L’homme n’est ni bon ni mauvais, il broute, il croque pour subsister : pas parce qu'il l’a décidé, mais parce qu'il est programmé pour vivre, comme la gentille lionne qui nourrit ses petits. Mais, puisqu’il veut penser, qu’au moins il soit lucide sur ses prédations : qu’il ne déguise pas ses bons plaisirs en vertus : Qui veut faire l’ange fait la bête. Nous avons un choix, dans la nécessité, donc une liberté : doser, limiter, « humaniser » notre prédation. Je peux choisir, chaque fois que j’en ai la possibilité, de ne pas tirer mon plaisir de la souffrance de l’autre : ne pas le charger du joug de mes volontés, ni lui vendre cher ce qui est de peu de prix, ou comme bon ce que je sais ne pas l’être. Ne tirer mon profit que du moindre détriment des autres : avec cette limite que je risque toujours de minimiser ce détriment : juge et partie. Je peux tenter de limiter mes plaisirs pour qu’ils soient compatibles avec le bien-être des autres. Pas pour me parer du titre d’ « homme bon » : qu’avons-nous besoin toujours de nous glorifier, de nous élever des autels ? La recherche de l’équité n’est qu’un égoïsme intelligent : au lieu d’édifier mon bien-être sur le mal-être des autres, faisant d’eux des ennemis, édifice toujours menacé, peu pérenne, plaisir altéré par la vigilance que je dois garder, et la disharmonie de celui qui sait au fond de lui qu’il traite les autres en objets, je l’établis sur l’équilibre de relations négociées, satisfaisantes pour toutes les parties. Je savoure le plaisir du plaisir fait à d’autres, et sème les germes possibles que l’autre à son tour cherche le plaisir de me faire plaisir : cercle « vertueux » mais sans Vertu, pas besoin d’alibi pompeux pour faire ce qui contribue à mon bien. Faire attention à l’autre non pour me targuer d’être un « homme bon », mais pour faire le bon. Restant méfiant de ce que nous sommes tentés de croire bon pour l’autre ce qui l’est surtout pour nous. C’est à lui de me le dire. Je ne crois pas à une bonté par nature. Je la crois possible comme résultat d’un travail constant et sans complaisance sur la conscience des choses.

1 commentaire:

  1. En appeler à l’Histoire, la philosophie est intéressant, mais il manque me semble t’il à la réflexion la dimension spirituelle.

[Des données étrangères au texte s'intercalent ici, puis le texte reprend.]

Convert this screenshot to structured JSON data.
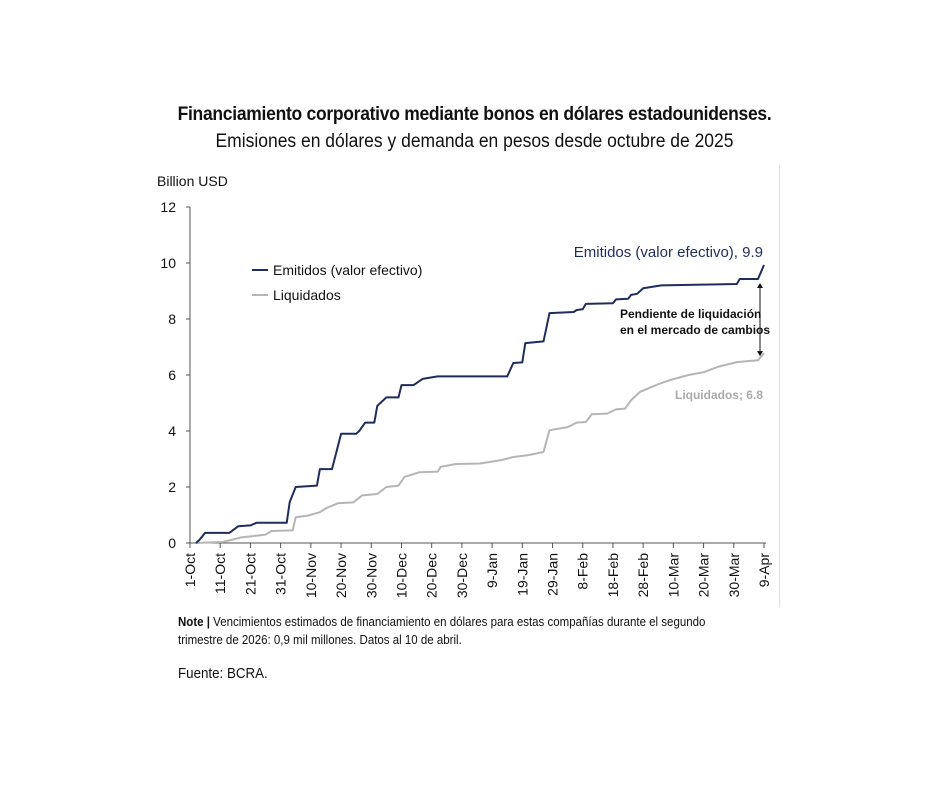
{
  "title": "Financiamiento corporativo mediante bonos en dólares estadounidenses.",
  "subtitle": "Emisiones en dólares y demanda en pesos desde octubre de 2025",
  "note_label": "Note",
  "note_text": "Vencimientos estimados de financiamiento en dólares para estas compañías durante el segundo trimestre de 2026: 0,9 mil millones. Datos al 10 de abril.",
  "source": "Fuente: BCRA.",
  "chart_data": {
    "type": "line",
    "ylabel": "Billion USD",
    "ylim": [
      0,
      12
    ],
    "yticks": [
      0,
      2,
      4,
      6,
      8,
      10,
      12
    ],
    "xlim": [
      "2025-10-01",
      "2026-04-09"
    ],
    "xticks": [
      {
        "date": "2025-10-01",
        "label": "1-Oct"
      },
      {
        "date": "2025-10-11",
        "label": "11-Oct"
      },
      {
        "date": "2025-10-21",
        "label": "21-Oct"
      },
      {
        "date": "2025-10-31",
        "label": "31-Oct"
      },
      {
        "date": "2025-11-10",
        "label": "10-Nov"
      },
      {
        "date": "2025-11-20",
        "label": "20-Nov"
      },
      {
        "date": "2025-11-30",
        "label": "30-Nov"
      },
      {
        "date": "2025-12-10",
        "label": "10-Dec"
      },
      {
        "date": "2025-12-20",
        "label": "20-Dec"
      },
      {
        "date": "2025-12-30",
        "label": "30-Dec"
      },
      {
        "date": "2026-01-09",
        "label": "9-Jan"
      },
      {
        "date": "2026-01-19",
        "label": "19-Jan"
      },
      {
        "date": "2026-01-29",
        "label": "29-Jan"
      },
      {
        "date": "2026-02-08",
        "label": "8-Feb"
      },
      {
        "date": "2026-02-18",
        "label": "18-Feb"
      },
      {
        "date": "2026-02-28",
        "label": "28-Feb"
      },
      {
        "date": "2026-03-10",
        "label": "10-Mar"
      },
      {
        "date": "2026-03-20",
        "label": "20-Mar"
      },
      {
        "date": "2026-03-30",
        "label": "30-Mar"
      },
      {
        "date": "2026-04-09",
        "label": "9-Apr"
      }
    ],
    "legend_position": "top-left",
    "grid": false,
    "series": [
      {
        "name": "Emitidos (valor efectivo)",
        "color": "#1f2d5c",
        "end_label": "Emitidos (valor efectivo), 9.9",
        "points": [
          [
            "2025-10-03",
            0
          ],
          [
            "2025-10-04",
            0.1
          ],
          [
            "2025-10-06",
            0.36
          ],
          [
            "2025-10-14",
            0.36
          ],
          [
            "2025-10-17",
            0.6
          ],
          [
            "2025-10-21",
            0.63
          ],
          [
            "2025-10-23",
            0.72
          ],
          [
            "2025-11-02",
            0.72
          ],
          [
            "2025-11-03",
            1.46
          ],
          [
            "2025-11-05",
            2.0
          ],
          [
            "2025-11-12",
            2.05
          ],
          [
            "2025-11-13",
            2.64
          ],
          [
            "2025-11-17",
            2.64
          ],
          [
            "2025-11-20",
            3.9
          ],
          [
            "2025-11-25",
            3.9
          ],
          [
            "2025-11-26",
            4.0
          ],
          [
            "2025-11-28",
            4.3
          ],
          [
            "2025-12-01",
            4.3
          ],
          [
            "2025-12-02",
            4.9
          ],
          [
            "2025-12-05",
            5.2
          ],
          [
            "2025-12-09",
            5.2
          ],
          [
            "2025-12-10",
            5.64
          ],
          [
            "2025-12-14",
            5.64
          ],
          [
            "2025-12-17",
            5.86
          ],
          [
            "2025-12-22",
            5.95
          ],
          [
            "2026-01-14",
            5.95
          ],
          [
            "2026-01-16",
            6.43
          ],
          [
            "2026-01-19",
            6.45
          ],
          [
            "2026-01-20",
            7.14
          ],
          [
            "2026-01-26",
            7.2
          ],
          [
            "2026-01-28",
            8.21
          ],
          [
            "2026-02-05",
            8.25
          ],
          [
            "2026-02-06",
            8.32
          ],
          [
            "2026-02-08",
            8.35
          ],
          [
            "2026-02-09",
            8.54
          ],
          [
            "2026-02-18",
            8.56
          ],
          [
            "2026-02-19",
            8.7
          ],
          [
            "2026-02-23",
            8.72
          ],
          [
            "2026-02-24",
            8.86
          ],
          [
            "2026-02-26",
            8.9
          ],
          [
            "2026-02-28",
            9.1
          ],
          [
            "2026-03-06",
            9.2
          ],
          [
            "2026-03-31",
            9.25
          ],
          [
            "2026-04-01",
            9.43
          ],
          [
            "2026-04-07",
            9.43
          ],
          [
            "2026-04-09",
            9.93
          ]
        ]
      },
      {
        "name": "Liquidados",
        "color": "#b5b5b5",
        "end_label": "Liquidados; 6.8",
        "points": [
          [
            "2025-10-03",
            0
          ],
          [
            "2025-10-12",
            0.04
          ],
          [
            "2025-10-18",
            0.2
          ],
          [
            "2025-10-26",
            0.3
          ],
          [
            "2025-10-28",
            0.43
          ],
          [
            "2025-11-04",
            0.45
          ],
          [
            "2025-11-05",
            0.92
          ],
          [
            "2025-11-09",
            0.98
          ],
          [
            "2025-11-13",
            1.1
          ],
          [
            "2025-11-15",
            1.24
          ],
          [
            "2025-11-19",
            1.42
          ],
          [
            "2025-11-24",
            1.45
          ],
          [
            "2025-11-27",
            1.7
          ],
          [
            "2025-12-02",
            1.75
          ],
          [
            "2025-12-05",
            2.0
          ],
          [
            "2025-12-09",
            2.05
          ],
          [
            "2025-12-11",
            2.36
          ],
          [
            "2025-12-16",
            2.53
          ],
          [
            "2025-12-22",
            2.55
          ],
          [
            "2025-12-23",
            2.72
          ],
          [
            "2025-12-28",
            2.82
          ],
          [
            "2026-01-05",
            2.84
          ],
          [
            "2026-01-12",
            2.96
          ],
          [
            "2026-01-16",
            3.07
          ],
          [
            "2026-01-21",
            3.14
          ],
          [
            "2026-01-26",
            3.25
          ],
          [
            "2026-01-28",
            4.03
          ],
          [
            "2026-02-03",
            4.14
          ],
          [
            "2026-02-06",
            4.3
          ],
          [
            "2026-02-09",
            4.32
          ],
          [
            "2026-02-11",
            4.6
          ],
          [
            "2026-02-16",
            4.62
          ],
          [
            "2026-02-19",
            4.77
          ],
          [
            "2026-02-22",
            4.8
          ],
          [
            "2026-02-24",
            5.1
          ],
          [
            "2026-02-27",
            5.4
          ],
          [
            "2026-03-05",
            5.67
          ],
          [
            "2026-03-09",
            5.82
          ],
          [
            "2026-03-15",
            6.0
          ],
          [
            "2026-03-20",
            6.1
          ],
          [
            "2026-03-25",
            6.3
          ],
          [
            "2026-03-31",
            6.46
          ],
          [
            "2026-04-07",
            6.53
          ],
          [
            "2026-04-09",
            6.78
          ]
        ]
      }
    ],
    "annotation": "Pendiente de liquidación\nen el mercado de cambios"
  }
}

    « Frères, n’ayez pas peur du péché des hommes; aimez l’homme même dans son péché, car c’est la ressemblance même de l’amour de Dieu, et c’est le comble de l’amour sur terre. Aimez toute la création de Dieu, jusqu’au moindre grain de sable. Aimez chaque feuille, chaque rayon divin. Aimez les animaux, aimez les plantes, aimez chaque chose. Si tu aimes chaque chose, tu finis par appréhender le mystère de Dieu dans les choses. Un jour, tu le saisis, et tu te mets inlassablement à le connaître de mieux en mieux, chaque jour. Et enfin, tu aimes le monde entier d’un amour total, universel. Aimez les animaux: Dieu leur a donné un début de pensée et une joie sereine. Ne la dérangez pas, ne les tourmentez pas, ne leur enlevez pas leur joie, ne vous opposez pas à la pensée de Dieu. Homme, ne t’élève pas au-dessus des animaux: ils sont sans péché, tandis que toi, avec ta grandeur, tu pourris la terre par ton irruption et tu laisses derrière toi une traînée de pourriture — hélas, presque chacun d’entre nous! — Aimez surtout les enfants, car eux aussi sont sans péché comme les anges, et vivent pour notre compassion, pour la purification de nos cœurs et ils nous sont comme un enseignement. Malheur à celui qui offense un enfant ».
    — Dostoïevski, Les Frères Karamazov

    Précisément tout le contraire de la cancel culture occidentale, ou la culture de l’effacement en vue de chosifier l’humain pour le transformer en une matière première comme une autre : un amas de cellules, de chimie, décérébré mais surtout sans âme.
    Donc oui « L'humain d'aujourd'hui est en cours de déshumanisation ».